In Robinson v. City of St. Charles (1992), there had to be proof that the city knew their policies were inadequate. This means that a city cannot be held liable for deliberate indifference stemming from a single incident.
And, in Connick v. Thompson (2011), the courts found Thompson guilty of attempted robbery and murder in separate incidents. He was sentenced to death and spent 14 years on death row. A month prior to his execution, new DNA evidence was uncovered which exonerated him of murder. The attorney's office moved to stay the execution because of the armed robbery charge. However, the Louisiana Court of Appeals reversed the decision to stay the execution, stating that the armed robbery conviction violated his constitutional rights in that he was prevented from defending himself by testifying at his murder trial. This lead to Thompson filing a §1983 action against the DA's office, stating that the misconduct of Attorneys Connick, Williams, and others resulted in his incarceration. The misconduct consisted of not reporting lab results during his armed robbery trial. This is required by Brady v. Maryland (1963). Thompson was awarded $14 million in damages and $1 million in attorney's fees. The decision was appealed to the Fifth Circuit, which held the decision of the lower court. When certiorari was granted and the Supreme Court Reviewed the case, the decision was reversed because of the “single incident” criteria for proving deliberate indifference. The Supreme Court held “A district attorney’s office may not be held liable under §1983 for failure to train its prosecutors based on a single Brady violation.”

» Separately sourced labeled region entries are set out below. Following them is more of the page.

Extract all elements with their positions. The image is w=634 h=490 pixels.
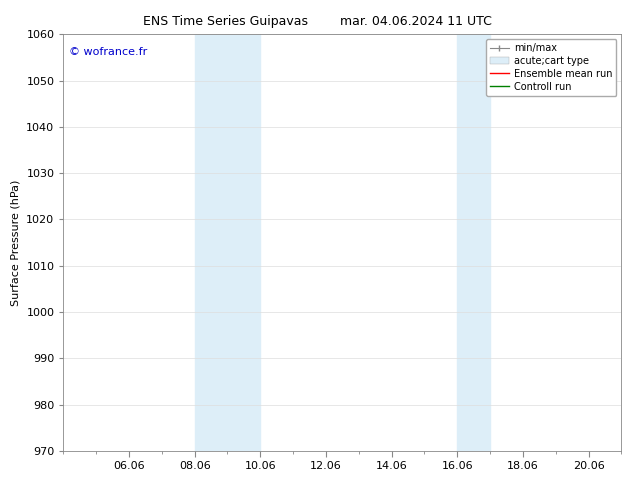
Y-axis label: Surface Pressure (hPa): Surface Pressure (hPa) [11,179,21,306]
Bar [195,34,261,451]
Text: ENS Time Series Guipavas        mar. 04.06.2024 11 UTC: ENS Time Series Guipavas mar. 04.06.2024… [143,15,491,28]
Text: © wofrance.fr: © wofrance.fr [69,47,147,57]
Bar [457,34,490,451]
Legend: min/max, acute;cart type, Ensemble mean run, Controll run: min/max, acute;cart type, Ensemble mean … [486,39,616,96]
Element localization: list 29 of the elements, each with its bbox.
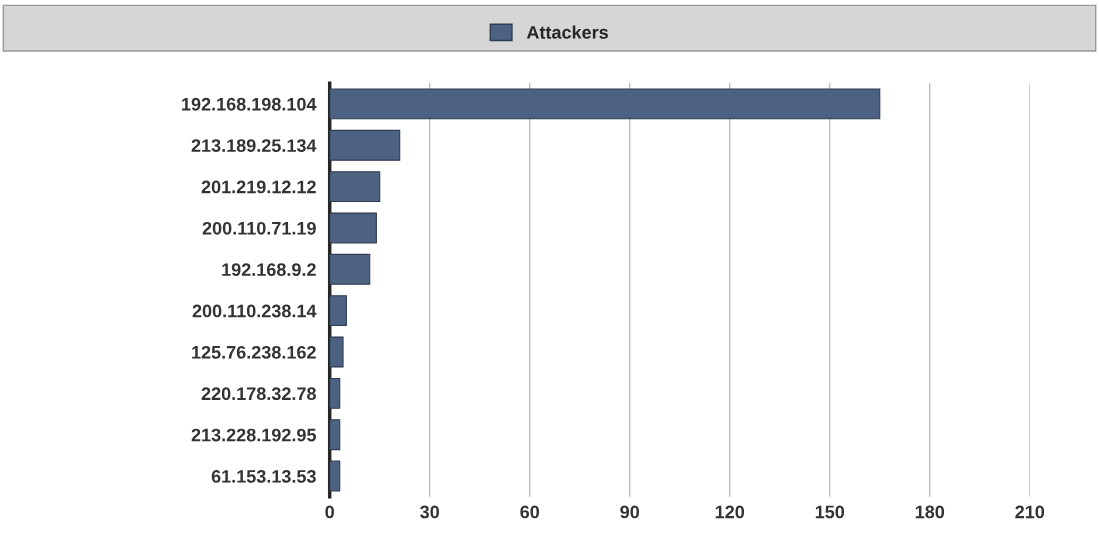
bar bbox=[329, 295, 347, 327]
y-tick-label: 213.189.25.134 bbox=[191, 139, 317, 152]
bar bbox=[329, 377, 341, 409]
x-tick-label: 60 bbox=[520, 505, 540, 519]
x-tick-label: 180 bbox=[915, 505, 945, 519]
y-tick-label: 201.219.12.12 bbox=[201, 180, 316, 194]
y-tick-label: 200.110.71.19 bbox=[202, 221, 316, 235]
x-tick-label: 120 bbox=[715, 505, 745, 519]
bar bbox=[329, 88, 881, 120]
bar bbox=[329, 253, 371, 285]
y-tick-label: 192.168.198.104 bbox=[182, 97, 317, 111]
x-tick-label: 30 bbox=[420, 505, 440, 519]
bar bbox=[329, 129, 401, 161]
bar bbox=[329, 212, 377, 244]
bar bbox=[329, 171, 381, 203]
y-tick-label: 220.178.32.78 bbox=[201, 387, 316, 401]
x-tick-label: 0 bbox=[325, 505, 334, 519]
y-tick-label: 61.153.13.53 bbox=[211, 469, 316, 483]
y-tick-label: 200.110.238.14 bbox=[192, 304, 317, 318]
legend-label: Attackers bbox=[526, 25, 608, 39]
bar bbox=[329, 336, 344, 368]
x-tick-label: 210 bbox=[1015, 505, 1045, 519]
bar bbox=[329, 460, 341, 492]
bar bbox=[329, 419, 341, 451]
x-tick-label: 90 bbox=[620, 505, 640, 519]
y-tick-label: 213.228.192.95 bbox=[191, 428, 317, 442]
y-tick-label: 125.76.238.162 bbox=[192, 345, 316, 359]
x-tick-label: 150 bbox=[815, 505, 845, 519]
y-tick-label: 192.168.9.2 bbox=[222, 263, 316, 277]
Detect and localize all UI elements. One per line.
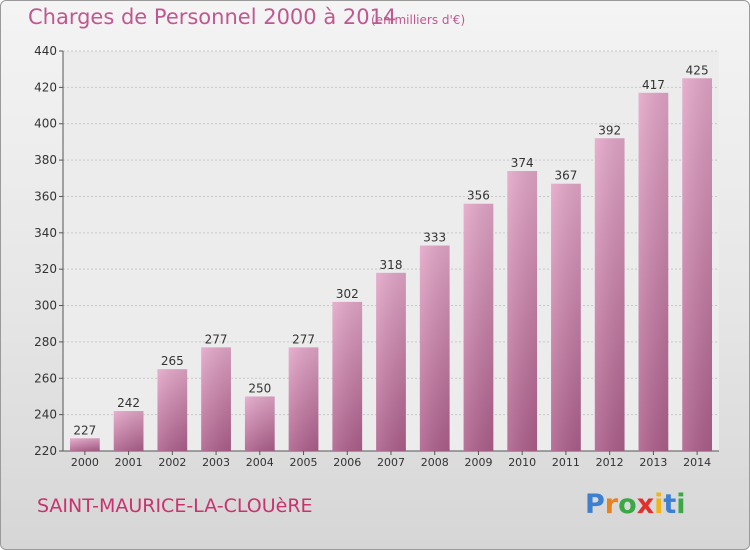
- data-label-2007: 318: [380, 258, 403, 272]
- y-tick-label: 340: [34, 226, 57, 240]
- data-label-2000: 227: [73, 423, 96, 437]
- data-label-2003: 277: [205, 332, 228, 346]
- y-tick-label: 300: [34, 299, 57, 313]
- data-label-2006: 302: [336, 287, 359, 301]
- x-tick-label-2013: 2013: [639, 456, 667, 469]
- chart-title: Charges de Personnel 2000 à 2014: [28, 5, 397, 29]
- logo-letter: P: [585, 489, 605, 520]
- logo-letter: i: [676, 489, 686, 520]
- bar-shade-2003: [201, 347, 231, 451]
- data-label-2005: 277: [292, 332, 315, 346]
- logo-letter: o: [618, 489, 637, 520]
- y-tick-label: 440: [34, 44, 57, 58]
- x-tick-label-2010: 2010: [508, 456, 536, 469]
- logo-letter: r: [604, 489, 619, 520]
- logo-letter: t: [663, 489, 677, 520]
- y-tick-label: 380: [34, 153, 57, 167]
- x-tick-label-2012: 2012: [596, 456, 624, 469]
- data-label-2009: 356: [467, 189, 490, 203]
- town-name: SAINT-MAURICE-LA-CLOUèRE: [37, 495, 313, 517]
- bar-shade-2002: [157, 369, 188, 451]
- data-label-2013: 417: [642, 78, 665, 92]
- y-tick-label: 360: [34, 189, 57, 203]
- y-tick-label: 400: [34, 117, 57, 131]
- x-tick-label-2005: 2005: [290, 456, 318, 469]
- y-tick-label: 280: [34, 335, 57, 349]
- bar-shade-2004: [244, 396, 275, 451]
- data-label-2004: 250: [248, 381, 271, 395]
- x-tick-label-2009: 2009: [464, 456, 492, 469]
- bar-shade-2007: [376, 272, 406, 451]
- bar-shade-2013: [638, 92, 669, 452]
- logo-letter: x: [636, 489, 655, 520]
- data-label-2014: 425: [686, 63, 709, 77]
- bar-shade-2000: [69, 438, 100, 451]
- bar-shade-2009: [463, 203, 494, 451]
- x-tick-label-2002: 2002: [158, 456, 186, 469]
- data-label-2011: 367: [554, 169, 577, 183]
- data-label-2010: 374: [511, 156, 534, 170]
- y-tick-label: 320: [34, 262, 57, 276]
- x-tick-label-2003: 2003: [202, 456, 230, 469]
- x-tick-label-2007: 2007: [377, 456, 405, 469]
- bar-shade-2012: [594, 138, 625, 452]
- x-tick-label-2004: 2004: [246, 456, 274, 469]
- bar-shade-2005: [288, 347, 319, 451]
- x-tick-label-2014: 2014: [683, 456, 711, 469]
- bar-shade-2010: [507, 171, 538, 451]
- chart-subtitle: (en milliers d'€): [371, 13, 466, 27]
- logo-letter: i: [654, 489, 664, 520]
- x-tick-label-2000: 2000: [71, 456, 99, 469]
- y-tick-label: 220: [34, 444, 57, 458]
- x-tick-label-2001: 2001: [115, 456, 143, 469]
- bar-shade-2001: [113, 411, 144, 451]
- bar-shade-2014: [682, 78, 713, 451]
- bar-shade-2011: [551, 183, 581, 451]
- y-tick-label: 260: [34, 371, 57, 385]
- data-label-2008: 333: [423, 231, 446, 245]
- data-label-2012: 392: [598, 123, 621, 137]
- data-label-2002: 265: [161, 354, 184, 368]
- data-label-2001: 242: [117, 396, 140, 410]
- proxiti-logo[interactable]: Proxiti: [585, 489, 686, 520]
- x-tick-label-2008: 2008: [421, 456, 449, 469]
- y-tick-label: 420: [34, 80, 57, 94]
- bar-shade-2008: [419, 245, 450, 451]
- bar-shade-2006: [332, 301, 363, 451]
- x-tick-label-2011: 2011: [552, 456, 580, 469]
- x-tick-label-2006: 2006: [333, 456, 361, 469]
- y-tick-label: 240: [34, 408, 57, 422]
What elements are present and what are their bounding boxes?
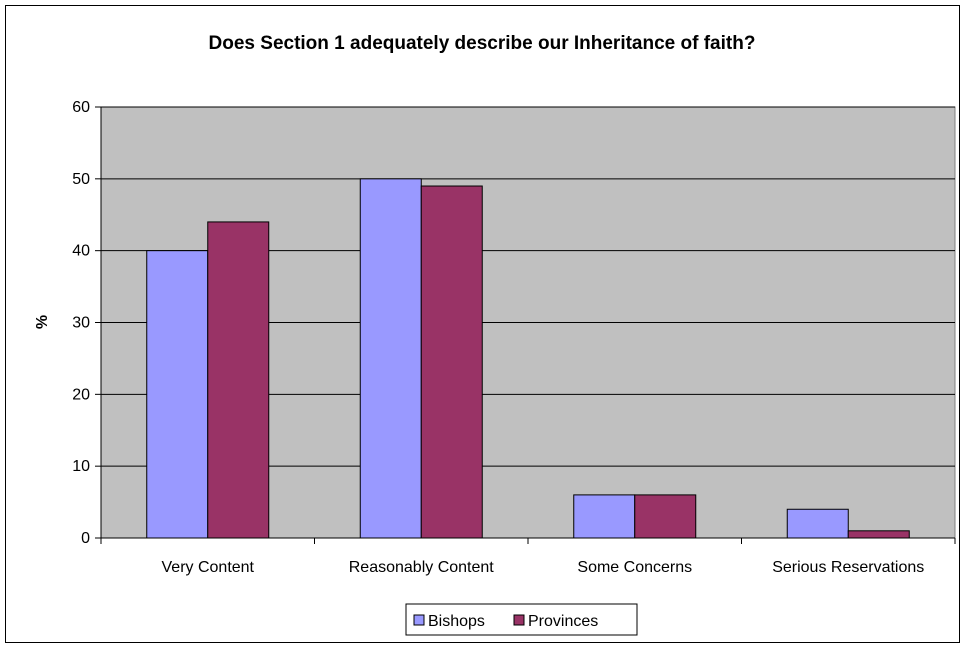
- x-tick-label: Some Concerns: [577, 559, 692, 576]
- bar-bishops-4: [786, 508, 849, 539]
- y-tick-label: 50: [72, 171, 90, 188]
- x-tick-label: Very Content: [162, 559, 255, 576]
- y-axis: 0 10 20 30 40 50 60: [72, 99, 102, 547]
- bar-bishops-1: [146, 250, 209, 539]
- bar-provinces-2: [420, 185, 483, 539]
- y-tick-label: 60: [72, 99, 90, 116]
- chart-title: Does Section 1 adequately describe our I…: [209, 33, 756, 54]
- bars: [146, 178, 910, 539]
- legend: Bishops Provinces: [405, 603, 638, 636]
- y-tick-label: 10: [72, 458, 90, 475]
- legend-label-bishops: Bishops: [428, 613, 485, 630]
- bar-provinces-3: [634, 494, 697, 539]
- x-axis: Very Content Reasonably Content Some Conce…: [100, 537, 956, 576]
- legend-label-provinces: Provinces: [528, 613, 598, 630]
- y-tick-label: 30: [72, 315, 90, 332]
- bar-bishops-3: [573, 494, 636, 539]
- y-tick-label: 0: [81, 530, 90, 547]
- bar-provinces-4: [847, 530, 910, 539]
- bar-bishops-2: [359, 178, 422, 539]
- legend-box: [405, 603, 638, 636]
- y-tick-label: 20: [72, 386, 90, 403]
- x-tick-label: Reasonably Content: [349, 559, 495, 576]
- x-tick-label: Serious Reservations: [772, 559, 924, 576]
- y-axis-label: %: [34, 315, 51, 329]
- legend-swatch-bishops: [413, 614, 425, 626]
- y-tick-label: 40: [72, 243, 90, 260]
- legend-swatch-provinces: [513, 614, 525, 626]
- bar-provinces-1: [207, 221, 270, 539]
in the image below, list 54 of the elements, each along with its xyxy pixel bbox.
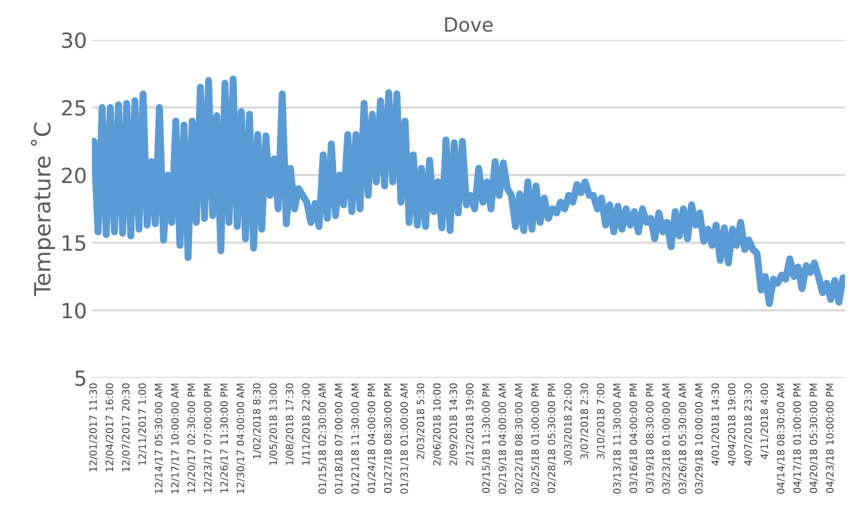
x-tick-label: 1/11/2018 22:00 — [302, 383, 310, 465]
x-tick-label: 1/08/2018 17:30 — [286, 383, 294, 465]
x-tick-label: 01/27/18 08:30:00 PM — [384, 384, 392, 493]
x-tick-label: 2/09/2018 14:30 — [449, 383, 458, 466]
x-tick-label: 1/02/2018 8:30 — [253, 383, 262, 459]
x-tick-label: 1/05/2018 13:00 — [269, 383, 278, 465]
x-tick-label: 04/14/18 08:30:00 AM — [776, 384, 786, 494]
x-tick-label: 04/17/18 01:00:00 PM — [793, 384, 802, 493]
x-tick-label: 02/25/18 01:00:00 PM — [531, 384, 540, 493]
x-tick-label: 02/15/18 11:30:00 PM — [482, 384, 491, 493]
x-tick-label: 12/26/17 11:30:00 PM — [220, 384, 229, 492]
x-tick-label: 4/11/2018 4:00 — [760, 383, 769, 460]
x-tick-label: 2/06/2018 10:00 — [433, 383, 442, 466]
x-tick-label: 3/10/2018 7:00 — [596, 383, 606, 459]
y-axis-title: Temperature ˚C — [30, 122, 55, 296]
x-tick-label: 01/15/18 02:30:00 AM — [318, 384, 327, 494]
x-tick-label: 12/30/17 04:00:00 AM — [236, 384, 245, 494]
x-tick-label: 03/19/18 08:30:00 PM — [646, 384, 654, 493]
x-tick-label: 03/29/18 10:00:00 AM — [695, 384, 704, 494]
y-tick-label: 25 — [62, 100, 86, 116]
y-tick-label: 15 — [62, 235, 86, 251]
x-tick-label: 12/04/2017 16:00 — [106, 383, 114, 472]
y-tick-label: 20 — [62, 168, 86, 184]
x-tick-label: 01/21/18 11:30:00 AM — [351, 384, 360, 494]
x-tick-label: 2/12/2018 19:00 — [466, 383, 474, 466]
x-tick-label: 4/01/2018 14:30 — [711, 383, 720, 466]
x-tick-label: 12/11/2017 1:00 — [138, 383, 147, 465]
x-tick-label: 04/20/18 05:30:00 PM — [810, 384, 818, 493]
x-tick-label: 03/23/18 01:00:00 AM — [662, 384, 671, 494]
x-tick-label: 03/13/18 11:30:00 AM — [613, 384, 622, 494]
x-tick-label: 3/07/2018 2:30 — [580, 383, 589, 459]
x-tick-label: 02/22/18 08:30:00 AM — [514, 384, 524, 494]
x-tick-label: 2/03/2018 5:30 — [416, 383, 426, 459]
x-tick-label: 02/28/18 05:30:00 PM — [548, 384, 556, 493]
y-tick-label: 10 — [62, 302, 86, 318]
x-tick-label: 3/03/2018 22:00 — [564, 383, 572, 466]
x-tick-label: 12/07/2017 20:30 — [122, 383, 130, 472]
x-tick-label: 12/17/17 10:00:00 AM — [171, 384, 180, 494]
x-tick-label: 01/18/18 07:00:00 AM — [334, 384, 344, 494]
x-tick-label: 04/23/18 10:00:00 PM — [826, 384, 834, 493]
x-tick-label: 12/23/17 07:00:00 PM — [204, 384, 212, 492]
x-tick-label: 03/26/18 05:30:00 AM — [678, 384, 688, 494]
y-tick-label: 30 — [62, 32, 86, 48]
chart-title: Dove — [445, 17, 493, 32]
x-tick-label: 03/16/18 04:00:00 PM — [630, 384, 638, 493]
x-tick-label: 01/24/18 04:00:00 PM — [368, 384, 376, 493]
y-tick-label: 5 — [75, 370, 86, 386]
x-tick-label: 02/19/18 04:00:00 AM — [498, 384, 507, 494]
x-tick-label: 01/31/18 01:00:00 AM — [400, 384, 409, 494]
x-tick-label: 12/20/17 02:30:00 PM — [188, 384, 196, 492]
x-tick-label: 4/04/2018 19:00 — [728, 383, 736, 466]
x-tick-label: 12/01/2017 11:30 — [89, 383, 98, 472]
x-tick-label: 4/07/2018 23:30 — [744, 383, 753, 466]
x-tick-label: 12/14/17 05:30:00 AM — [154, 384, 164, 494]
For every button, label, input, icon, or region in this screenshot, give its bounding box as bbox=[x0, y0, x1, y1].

The decision is important to the criminal justice system in that it gives departments and cities/municipalities more immunity from frivolous lawsuits claiming failure to train. Justice White stated this in his opinion. The system would be backed up and nonfunctional if every employee and supervisor had to second guess themselves while making a split-second decision. However, Justice O'Connor also pointed out that this has a negative effect concerning civil rights when she discussed what is “obvious”.

STANDARDS

The decision creates a new standard to which cities/municipalities can be held liable under §1983 for failure to train incidents.